Unsymmetric vesicles with a different design on each side for near-infrared fluorescence imaging of tumor tissues

Abstract

Spherical vesicular assemblies with unsymmetric membranes are prepared from A₃B-type and AB′-type peptides with different helix senses in the hydrophobic B and B′ blocks under the control of three associated factors: stereo-complex formation, dipole–dipole interactions, and steric effects. [(Sar)₂₆]₃-b-(L-Leu-Aib)₆ (A₃BL), (Sar)₂₇-b-(L-Leu-Aib)₆ (ABL), (Sar)₂₈-b-(D-Leu-Aib)₆ (ABD), lipoic-acid terminated ABL (lipoABL), and lipoic-acid terminated ABD (lipoABD) are mixed while keeping equimolar ratios of the total amounts of the right- and the left-handed helices.
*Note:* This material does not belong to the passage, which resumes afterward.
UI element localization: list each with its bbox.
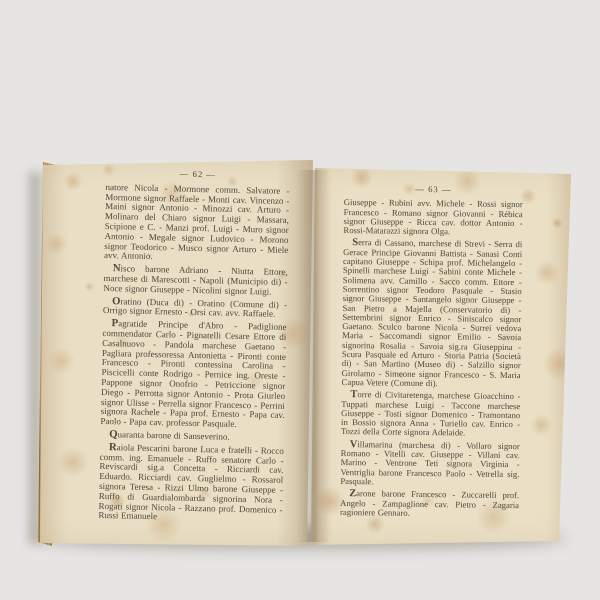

When A₃BL exceeds more than 60% of all the right-handed helices of the mixture, the unsymmetric vesicles are formed, as indicated by the selective adsorption of gold nanoparticles on the vesicle surface observed by TEM. The unsymmetric vesicles are also prepared using ICGABL and ICGABD with a near-infrared fluorophore, indocyanine green (ICG), at the terminals of ABL and ABD. The unsymmetric vesicle formation is verified by fluorescence quenching with the addition of In ions to the solution. When these vesicles are injected into tumor-bearing mice, the vesicles are effectively accumulated into tumor tissues via the EPR effect. The unsymmetric vesicle containing ICG at the inward surface induces less IgM production than that with ICG at the outward surface. More stealth vesicles in the blood stream are therefore obtainable by concealing the imaging fluorophores in the vesicle.